Guarda los ingredientes del chocolate caliente en un armario del fondo del obrador. En la parte delantera tiene varios cazos de cobre, moldes brillantes para preparar figuras de chocolate y la plancha de granito para templarlo. La verdad es que ya no los usa; la mayoría de sus cosas están abajo, en el sótano, e incluso antes de la muerte de madame Poussin apenas disponía de tiempo de preparar nuestras especialidades.

Claro que siempre hay tiempo para preparar chocolate caliente con leche, ralladura de nuez moscada, vainilla, guindilla, azúcar morena, cardamomo y chocolate cobertura al setenta por ciento. Mamá dice que es el único que vale la pena comprar y tiene un sabor denso y ligeramente amargo en el fondo de la boca, como el del caramelo cuando empieza a endurecerse.
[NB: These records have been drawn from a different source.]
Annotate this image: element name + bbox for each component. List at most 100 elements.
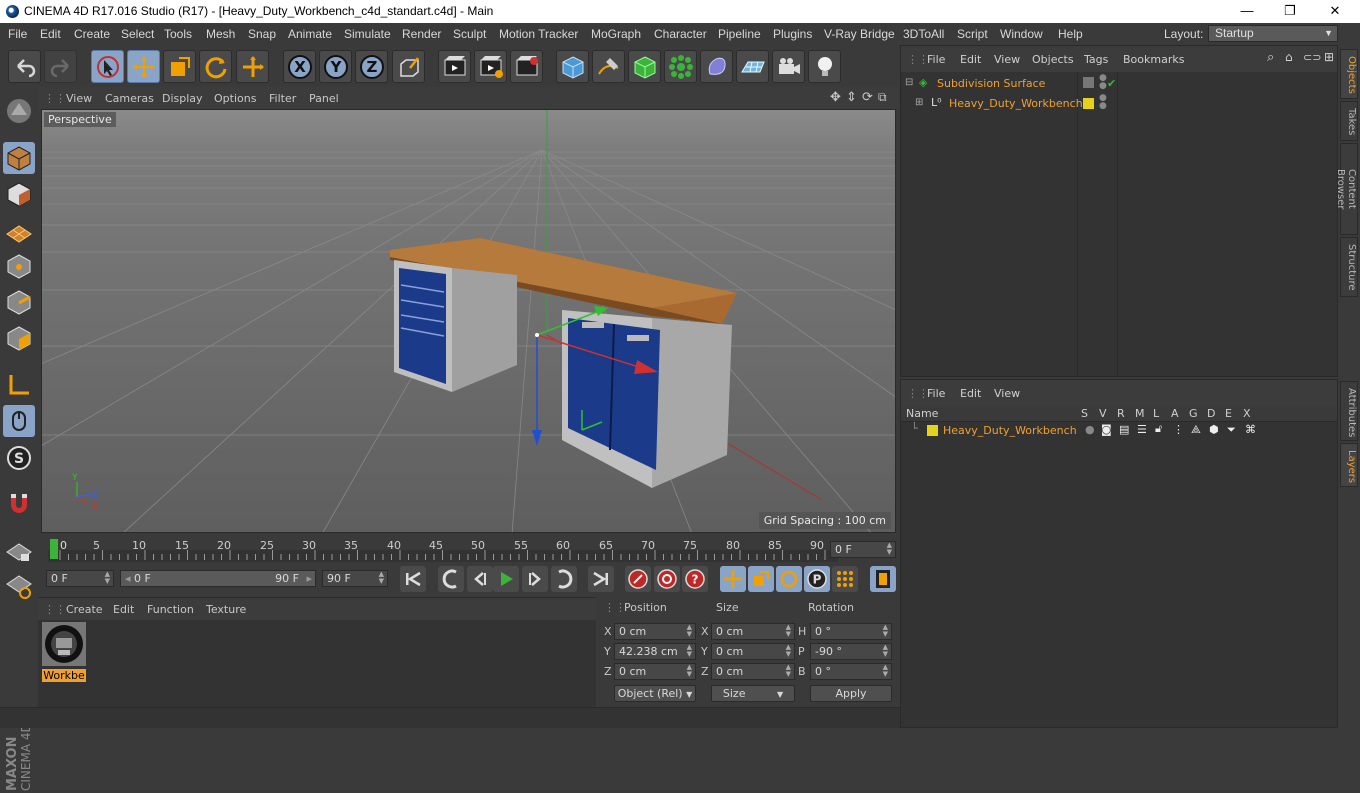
object-menu-bookmarks[interactable]: Bookmarks [1123,53,1184,66]
menu-vray-bridge[interactable]: V-Ray Bridge [824,27,895,41]
go-to-start-button[interactable] [400,566,426,592]
cube-button[interactable] [556,50,589,83]
menu-window[interactable]: Window [1000,27,1043,41]
size-z-field[interactable]: 0 cm ▲ ▼ [711,663,795,680]
collapse-icon[interactable]: ⊟ [905,77,913,88]
camera-button[interactable] [772,50,805,83]
rotate-button[interactable] [199,50,232,83]
snap-button[interactable] [3,488,35,520]
close-button[interactable]: ✕ [1320,2,1350,20]
start-frame-field[interactable]: 0 F ▲ ▼ [46,570,114,587]
record-active-objects-button[interactable] [625,566,651,592]
coordinate-system-button[interactable] [392,50,425,83]
menu-plugins[interactable]: Plugins [773,27,812,41]
expand-icon[interactable]: ⊞ [915,97,923,108]
material-menu-edit[interactable]: Edit [113,603,134,616]
y-axis-lock-button[interactable]: Y [319,50,352,83]
z-axis-lock-button[interactable]: Z [355,50,388,83]
maximize-button[interactable]: ❐ [1275,2,1305,20]
menu-create[interactable]: Create [74,27,110,41]
array-button[interactable] [664,50,697,83]
layer-menu-edit[interactable]: Edit [960,387,981,400]
edges-mode-button[interactable] [3,286,35,318]
minimize-button[interactable]: — [1232,2,1262,20]
viewport-menu-filter[interactable]: Filter [269,92,296,105]
menu-sculpt[interactable]: Sculpt [453,27,486,41]
locked-workplane-button[interactable] [3,534,35,566]
render-settings-button[interactable] [510,50,543,83]
menu-script[interactable]: Script [957,27,988,41]
go-to-end-button[interactable] [588,566,614,592]
play-button[interactable] [493,566,519,592]
size-x-field[interactable]: 0 cm ▲ ▼ [711,623,795,640]
rotation-h-field[interactable]: 0 ° ▲ ▼ [810,623,892,640]
scale-button[interactable] [163,50,196,83]
material-menu-texture[interactable]: Texture [206,603,246,616]
menu-edit[interactable]: Edit [40,27,61,41]
menu-select[interactable]: Select [121,27,154,41]
viewport-pan-icon[interactable]: ✥ [830,90,841,105]
manager-list-icon[interactable]: ☰ [1137,423,1147,436]
layer-row-heavy-duty-workbench[interactable]: └ Heavy_Duty_Workbench ● ◙ ▤ ☰ 🔓︎ ⋮ ⟁ ⬢ … [905,422,1337,440]
material-menu-create[interactable]: Create [66,603,103,616]
viewport-zoom-icon[interactable]: ⇕ [846,90,857,105]
deformer-button[interactable] [700,50,733,83]
render-view-button[interactable] [438,50,471,83]
animation-icon[interactable]: ⋮ [1173,423,1184,436]
menu-simulate[interactable]: Simulate [344,27,391,41]
position-y-field[interactable]: 42.238 cm ▲ ▼ [614,643,696,660]
autokeying-button[interactable] [654,566,680,592]
recent-tool-button[interactable] [236,50,269,83]
apply-button[interactable]: Apply [810,685,892,702]
layer-menu-view[interactable]: View [994,387,1020,400]
lock-icon[interactable]: 🔓︎ [1155,422,1162,436]
viewport-menu-cameras[interactable]: Cameras [105,92,154,105]
position-x-field[interactable]: 0 cm ▲ ▼ [614,623,696,640]
model-mode-button[interactable] [3,142,35,174]
object-menu-edit[interactable]: Edit [960,53,981,66]
viewport-menu-options[interactable]: Options [214,92,256,105]
visibility-dots-icon[interactable]: ● ● [1099,94,1107,111]
object-menu-file[interactable]: File [927,53,945,66]
size-y-field[interactable]: 0 cm ▲ ▼ [711,643,795,660]
viewport-maximize-icon[interactable]: ⧉ [878,90,887,105]
search-icon[interactable]: ⌕ [1267,50,1274,65]
menu-character[interactable]: Character [654,27,707,41]
workplane-mode-button[interactable] [3,214,35,246]
checkmark-icon[interactable]: ✔ [1107,77,1116,90]
layout-dropdown[interactable]: Startup ▼ [1208,25,1338,42]
xref-icon[interactable]: ⌘ [1245,423,1256,436]
undo-button[interactable] [8,50,41,83]
floor-button[interactable] [736,50,769,83]
add-panel-icon[interactable]: ⊞ [1324,50,1334,64]
menu-snap[interactable]: Snap [248,27,276,41]
tab-objects[interactable]: Objects [1340,49,1358,99]
size-mode-dropdown[interactable]: Size ▼ [711,685,795,702]
points-mode-button[interactable] [3,250,35,282]
tab-content-browser[interactable]: Content Browser [1335,143,1358,235]
light-button[interactable] [808,50,841,83]
material-menu-function[interactable]: Function [147,603,194,616]
key-pla-button[interactable] [832,566,858,592]
3d-viewport[interactable]: Y Z X Perspective Grid Spacing : 100 cm [41,109,896,533]
expression-icon[interactable]: ⏷ [1227,423,1236,437]
menu-3dtoall[interactable]: 3DToAll [903,27,944,41]
menu-tools[interactable]: Tools [164,27,192,41]
menu-mesh[interactable]: Mesh [206,27,235,41]
texture-mode-button[interactable] [3,178,35,210]
object-row-heavy-duty-workbench[interactable]: ⊞ L⁰ Heavy_Duty_Workbench ● ● [905,94,1337,114]
menu-pipeline[interactable]: Pipeline [718,27,761,41]
render-picture-viewer-button[interactable] [474,50,507,83]
rotation-b-field[interactable]: 0 ° ▲ ▼ [810,663,892,680]
object-menu-tags[interactable]: Tags [1084,53,1108,66]
menu-animate[interactable]: Animate [288,27,332,41]
previous-frame-button[interactable] [467,566,493,592]
visibility-dots-icon[interactable]: ● ● [1099,74,1107,91]
keyframe-selection-button[interactable]: ? [682,566,708,592]
menu-render[interactable]: Render [402,27,441,41]
menu-mograph[interactable]: MoGraph [591,27,641,41]
make-editable-button[interactable] [3,95,35,127]
object-menu-view[interactable]: View [994,53,1020,66]
planar-workplane-button[interactable] [3,570,35,602]
editor-toggle-icon[interactable] [1083,77,1094,88]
El chile le da un deje de picor, no mucho, solo una pizca, y las especias producen ese olor a iglesia que, por alguna razón, me recuerda a Lansquenet, a las noches encima de la chocolatería, en las que mamá y yo estábamos solas, con Pantoufle sentado a un lado y las velas encendidas sobre la mesa fabricada con una caja de naranjas.

Es evidente que aquí no usamos cajas de naranjas. El año pasado Thierry instaló una cocina totalmente nueva. Bueno, no podía ser de otra manera, ¿verdad? Al fin y al cabo, es el casero, tiene mucho dinero y, por añadidura, está a cargo de mantener la casa en condiciones. Mamá se tomó muchas molestias y preparó una cena especial en la nueva cocina. ¡Ay, tío! Como si hasta entonces nunca hubiésemos tenido cocina. Ahora hasta los tazones son nuevos y llevan escrita la palabra «chocolate» con una letra curiosa. Thierry compró uno para cada una y otro para madame Poussin, pese a que el chocolate caliente no le gusta… Lo sé porque le pone demasiado azúcar.